Sir Larry Siedentop the Anglo-American political philosopher has died. It is sad indeed that this fact will have been of concern to relatively few, especially to those who care about the history and culture of Europe.
Larry Siedentop was born in Chicago Illinois in 1936. He was an undergraduate at Hope College in Michigan, a school associated with the Reformed Church of America and went on to take his masters at Harvard. He won a Marshall scholarship given to “intellectually distinguished young Americans [and] their country’s future leaders” which allowed his to study at any university of his choice in the United Kingdom. He took his doctorate in philosophy at Oxford University under the supervision of Sir Isaiah Berlin the great advocate of humane British liberalism. He would carry some of Berlin with him in his interests and disposition for the rest of his career.
He was a research fellow at Nuffield College, Oxford from 1965 to 1968 but Keble College ,where he was appointed a fellow, was to be his home for the great part of his Oxford life. After retiring from Oxford, Siedentop was a visiting fellow at the Netherlands Institute for Advanced Study in Wassenaar, Queen Victoria Eugenia Professor at the Complutense University of Madrid and a visiting fellow in Philosophy and Public Affairs at the University of St Andrews.
Queen Elizabeth awarded him a CBE in 2004 and he was knighted in 2016.
The work for which he is best known his third ,Inventing the Individual: The Origins of Western Liberalism was published in 2014. Other works in a similar vein had appeared before it such as Marcello Pera’s “Why we must call ourselves Christians” published in 2008. Tom Holland has had great success and notoriety with his Dominion: The making of the western mind. Both a fine books and well worth seeking out but the depth, scholarship and sweep of Inventing the Individual make it a special book.

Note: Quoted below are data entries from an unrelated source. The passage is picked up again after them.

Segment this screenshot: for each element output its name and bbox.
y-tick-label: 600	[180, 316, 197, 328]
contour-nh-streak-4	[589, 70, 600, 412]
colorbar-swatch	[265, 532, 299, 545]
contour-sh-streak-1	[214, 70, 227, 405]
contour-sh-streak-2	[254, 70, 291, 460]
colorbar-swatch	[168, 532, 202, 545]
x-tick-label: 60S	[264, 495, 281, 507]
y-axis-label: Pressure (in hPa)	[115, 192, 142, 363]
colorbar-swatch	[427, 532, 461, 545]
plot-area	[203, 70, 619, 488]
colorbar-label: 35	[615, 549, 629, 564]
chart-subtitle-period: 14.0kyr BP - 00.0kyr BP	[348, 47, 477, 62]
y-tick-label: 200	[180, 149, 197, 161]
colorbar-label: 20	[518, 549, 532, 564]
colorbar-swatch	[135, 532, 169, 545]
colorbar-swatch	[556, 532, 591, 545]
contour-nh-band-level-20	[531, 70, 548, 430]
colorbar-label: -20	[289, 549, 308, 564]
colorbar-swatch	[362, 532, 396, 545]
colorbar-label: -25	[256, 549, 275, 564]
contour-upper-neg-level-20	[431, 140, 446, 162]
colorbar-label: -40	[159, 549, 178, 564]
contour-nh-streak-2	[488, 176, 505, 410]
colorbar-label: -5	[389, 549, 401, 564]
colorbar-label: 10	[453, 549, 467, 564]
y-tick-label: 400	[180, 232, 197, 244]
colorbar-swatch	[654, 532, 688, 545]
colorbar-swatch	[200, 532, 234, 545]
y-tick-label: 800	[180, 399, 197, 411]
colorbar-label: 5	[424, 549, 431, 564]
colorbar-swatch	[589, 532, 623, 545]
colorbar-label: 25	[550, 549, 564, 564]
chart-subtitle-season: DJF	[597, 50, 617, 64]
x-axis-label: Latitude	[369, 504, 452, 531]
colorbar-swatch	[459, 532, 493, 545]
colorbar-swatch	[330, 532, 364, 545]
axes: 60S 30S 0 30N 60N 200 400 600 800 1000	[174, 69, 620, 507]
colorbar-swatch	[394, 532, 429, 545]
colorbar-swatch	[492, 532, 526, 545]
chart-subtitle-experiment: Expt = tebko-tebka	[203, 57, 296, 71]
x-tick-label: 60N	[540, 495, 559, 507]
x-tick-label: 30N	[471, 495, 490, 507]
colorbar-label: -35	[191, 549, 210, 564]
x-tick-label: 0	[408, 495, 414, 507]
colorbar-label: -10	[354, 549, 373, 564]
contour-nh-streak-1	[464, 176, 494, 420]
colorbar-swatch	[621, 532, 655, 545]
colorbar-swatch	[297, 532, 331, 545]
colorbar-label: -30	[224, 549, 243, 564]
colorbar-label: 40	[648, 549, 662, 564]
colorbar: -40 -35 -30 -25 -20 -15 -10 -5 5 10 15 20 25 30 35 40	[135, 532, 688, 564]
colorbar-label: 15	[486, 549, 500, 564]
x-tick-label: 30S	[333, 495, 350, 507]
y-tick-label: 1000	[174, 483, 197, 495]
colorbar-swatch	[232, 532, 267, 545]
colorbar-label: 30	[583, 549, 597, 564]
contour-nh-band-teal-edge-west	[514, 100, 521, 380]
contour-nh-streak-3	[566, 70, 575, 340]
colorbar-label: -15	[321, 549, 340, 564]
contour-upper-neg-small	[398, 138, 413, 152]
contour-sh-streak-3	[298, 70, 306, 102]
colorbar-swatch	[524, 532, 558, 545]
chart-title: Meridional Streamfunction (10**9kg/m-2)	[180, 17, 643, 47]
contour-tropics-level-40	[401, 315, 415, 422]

A life long secular liberal Siedentop wished to challenge many of the long accepted truisms of post Christian liberal history. The Whiggish interpretation had been that after a long dark period of medieval stagnation and superstition the rediscovery of the ideas of pagan classical antiquity had inspired first the Renaissance and then the Enlightenment giving birth to the new liberal democratic order. Siedentop instead says not only was not the idea of the Polis or Republic that gives birth to liberalism but that they could not. He is not the first to claim that St Paul invents Christianity but he is unusual in the central role he gives to the Pauline vision in forming what was until recently the commonly held anthropology of the West. In an article in the Financial Times he says
“Inequality remained the hallmark of the ancient patriarchal family. “Society” was understood as an association of families rather than of individuals. It was the Christian movement that began to challenge this understanding. Pauline belief in the equality of souls in the eyes of God – the discovery of human freedom and its potential – created a point of view that would transform the meaning of “society”. This began to undercut traditional inequalities of status. It was nothing short of a moral revolution, and it laid the foundation for the social revolution that followed. The individual gradually displaced the family, tribe or caste as the basis of social organisation”
His narrative emphasises the long organic evolution of ideas throughout the middle ages through developments in canon law and conciliar theory that give rise ultimately to the ideas of constitutional government we find in Locke et at. Natural law and natural rights theory have their origins in the Scholastics which we blossom in the great schools of Salamanca and Coimbra. He argues that it is in terrible religious wars post Reformation that drive the need for separation of Church and state and this drive end up in the virulent anticlericalism of the 18th century and it was that anticlericalism that gave rise to our ahistorical view of the development of the West.
Thomas Sowell often observes that one of the great errors of the left is the belief that somehow poverty is unnatural and if could could extirpate the exploiters and deconstruct power then man in a state of nature would flourish. The truth is that in the long sweep of human history poverty is the norm for all but a handful of people. What is unusual is prosperity and there is only one mechanism known to provide prosperity for ever larger numbers of people. What Siedentop gives a deep sense of is that our culture, liberal secular tolerant comes from a very specific history and what were very weird ideas that to us now seem banal. The unique moral value of the individual, the democracy of the Soul, are Christian ideas without which it is perhaps impossible to conceptualise the invention of liberal Europe. Our civilisation is not easy or accidental, it is a way unnatural or at least atypical. If more people today were to read this magisterial work we might be a sight more careful with the institutions we have been gifted by more than a thousand years of hard working out by our Christian ancestors.
In the prologue to the The Invention of the individual Siedentop poses a question “Is it mere coincidence that liberal secularism developed in the Christian west?” His answer is a clear and ringing No.